В виде длинномордого зверька пришло решение уехать. Почему я должен уезжать? Я никого не убивал, ничего предосудительного не сделал. Обыкновенно разгуливал по улицам, даже не придавая особого значения увиденному, точно так же, как шведы, узбеки, солдаты. Правда, у меня нет ни ковра, ни пятен под мышками, ни визы. Не все сразу, не все сразу. Оглянись окрест, сколько солнца повсюду, сколько совершенных круглых пульсирующих дыр.

Нет, нет… Сию минуту, подумал я, сейчас же, на вокзал, билет, а оттуда домой, зубную щетку в сумку и прочь отсюда, прочь!

Зверек лег к ногам.

— Деньги у вас найдутся? — спросил я.

— Деньги?.. Да, найдутся. Вы думаете мне на такси удобней?

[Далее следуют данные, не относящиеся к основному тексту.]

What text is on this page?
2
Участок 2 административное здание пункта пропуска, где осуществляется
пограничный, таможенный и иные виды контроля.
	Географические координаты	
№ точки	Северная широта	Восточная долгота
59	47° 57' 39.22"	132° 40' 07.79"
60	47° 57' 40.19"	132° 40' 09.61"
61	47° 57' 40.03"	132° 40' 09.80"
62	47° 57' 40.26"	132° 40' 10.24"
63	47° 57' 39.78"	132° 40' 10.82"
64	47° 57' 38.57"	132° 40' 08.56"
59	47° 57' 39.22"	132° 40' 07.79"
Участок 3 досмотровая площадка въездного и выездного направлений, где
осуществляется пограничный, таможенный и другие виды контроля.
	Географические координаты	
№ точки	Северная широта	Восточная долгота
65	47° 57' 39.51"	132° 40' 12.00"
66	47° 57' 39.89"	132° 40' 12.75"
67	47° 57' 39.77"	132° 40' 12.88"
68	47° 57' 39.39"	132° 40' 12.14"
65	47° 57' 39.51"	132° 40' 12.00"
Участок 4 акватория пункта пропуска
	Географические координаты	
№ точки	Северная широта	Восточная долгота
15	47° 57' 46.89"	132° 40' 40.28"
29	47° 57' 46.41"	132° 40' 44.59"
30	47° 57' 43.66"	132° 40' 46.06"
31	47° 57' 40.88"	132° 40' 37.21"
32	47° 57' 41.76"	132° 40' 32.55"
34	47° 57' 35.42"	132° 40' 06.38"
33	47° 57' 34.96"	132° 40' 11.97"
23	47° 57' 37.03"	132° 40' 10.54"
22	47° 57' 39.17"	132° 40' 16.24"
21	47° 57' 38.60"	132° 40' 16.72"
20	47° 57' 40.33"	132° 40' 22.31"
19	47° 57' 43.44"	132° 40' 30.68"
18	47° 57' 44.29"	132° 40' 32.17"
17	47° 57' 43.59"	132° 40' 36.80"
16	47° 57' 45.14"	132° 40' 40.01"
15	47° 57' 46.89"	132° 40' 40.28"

— Такси? — переспросил я. — Почему такси?

— Почему? — удивилась Вера. — Как почему?

— Ах, да… Вы меня не так поняли, — сказал я. — Понимаете, дело в другом: скажем, мы, то есть вы и я, смогли бы сейчас чего-нибудь выпить. Кончено, если деньги есть. А нам не мешает выпить, — сказал я. — В нашем положении просто необходимо выпить.

— Выпить… — как бы в раздумье протянула она.

— Ну и хорошо, — поторопился я. — Вы предпочитает сухое? Как-никак жарища, значит, пару бутылок сухого, — но сам я подумал, что если она решит действительно покупать вино, то лучше было бы не начинать.

— Я не успею, — нерешительно сказала она и раскрыла сумку. — Мы сделаем так: я вам дам деньги, а потом вы… Понимаете, мне надо спешить. Я бы и сама с удовольствием выпила, и к тому же: пить — так водку, а не вино. Признаться, мне вина вовсе не хочется, честно!

— С соком, — подхватил я, глотая песок. — Никакого вина, ни в коем случае. Исключительно водка…

Когда-то я пил вино и морщился от одного слова, от одного упоминания о водке.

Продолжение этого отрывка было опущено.